El Zorro y la Cigüeña

Había una vez un zorro y una cigüeña que solían encontrarse y charlar de vez en cuando. Aunque disfrutaban de su compañía, el zorro comenzó a pensar que la cigüeña era bastante presumida.

Un día, el zorro decidió gastarle una broma a la cigüeña. Le propuso que fuera a visitarlo a su casa al día siguiente para compartir un delicioso banquete. La cigüeña aceptó felizmente la invitación.

La Broma del Zorro

Al día siguiente, la cigüeña llegó a la casa del zorro, vestida con sus mejores galas.

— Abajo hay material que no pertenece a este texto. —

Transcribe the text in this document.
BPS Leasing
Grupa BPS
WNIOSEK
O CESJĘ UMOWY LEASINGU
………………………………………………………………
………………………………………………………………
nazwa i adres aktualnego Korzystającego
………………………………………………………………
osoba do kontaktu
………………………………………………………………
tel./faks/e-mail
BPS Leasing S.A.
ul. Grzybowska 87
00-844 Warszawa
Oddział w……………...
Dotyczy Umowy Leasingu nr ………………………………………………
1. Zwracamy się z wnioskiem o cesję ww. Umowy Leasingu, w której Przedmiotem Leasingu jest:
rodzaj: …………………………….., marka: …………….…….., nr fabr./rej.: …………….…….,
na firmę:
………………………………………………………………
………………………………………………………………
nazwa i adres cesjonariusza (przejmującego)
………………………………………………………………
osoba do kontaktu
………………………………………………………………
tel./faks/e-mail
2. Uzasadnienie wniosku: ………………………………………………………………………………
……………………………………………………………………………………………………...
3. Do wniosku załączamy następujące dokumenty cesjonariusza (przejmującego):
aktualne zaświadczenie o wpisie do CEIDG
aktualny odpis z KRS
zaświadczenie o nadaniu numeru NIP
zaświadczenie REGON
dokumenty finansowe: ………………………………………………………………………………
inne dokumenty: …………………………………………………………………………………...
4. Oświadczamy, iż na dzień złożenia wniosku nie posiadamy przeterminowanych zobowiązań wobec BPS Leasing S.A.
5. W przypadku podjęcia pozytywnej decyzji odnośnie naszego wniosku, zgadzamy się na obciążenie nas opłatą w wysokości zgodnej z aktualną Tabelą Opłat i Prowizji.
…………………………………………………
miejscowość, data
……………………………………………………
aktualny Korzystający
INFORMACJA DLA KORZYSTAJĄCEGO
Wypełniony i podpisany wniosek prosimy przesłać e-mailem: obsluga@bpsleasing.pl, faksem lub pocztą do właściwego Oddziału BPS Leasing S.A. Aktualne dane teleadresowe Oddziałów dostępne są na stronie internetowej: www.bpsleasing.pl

El zorro la recibió con una mesa elegantemente preparada y una sopa deliciosa servida en platos grandes.

El zorro disfrutó de la comida, lamiendo la sopa con su lengua. Sin embargo, la pobre cigüeña no pudo probar bocado, ya que su pico largo y estrecho no le permitía alcanzar la sopa. A pesar de esto, la cigüeña fue educada y agradecida, y elogió la comida del zorro.

El zorro se regocijó secretamente al ver que su broma había funcionado. Después de despedirse, la cigüeña invitó al zorro a visitar su casa al día siguiente como muestra de agradecimiento.

La Venganza de la Cigüeña

Al día siguiente, el zorro fue a casa de la cigüeña. Un delicioso olor salía de la cocina. Sin embargo, cuando se sentaron a la mesa, el zorro se dio cuenta de que la comida estaba dentro de una botella alargada.

La cigüeña no tenía ningún problema para comer, ya que su pico largo le permitía alcanzar los pequeños trozos de comida. Por otro lado, el zorro intentó desesperadamente comer, pero solo lograba lamer el cristal de la botella.

La Moraleja

Esta fábula nos enseña a tratar a los demás como nos gustaría que nos trataran. Es importante ser empáticos en nuestras relaciones y evitar gastar bromas pesadas que puedan causarle daño o incomodidad a los demás.

Imaginémonos por un momento en la situación de la otra persona y reflexionemos si nos gustaría que nos hicieran la misma broma. Si alguien ha sido amable con nosotros, debemos ser agradecidos y evitar comportamientos que puedan causarles sufrimiento.

Al final, el zorro aprendió que sus acciones tuvieron consecuencias y entendió la importancia de ser considerado y amable con los demás.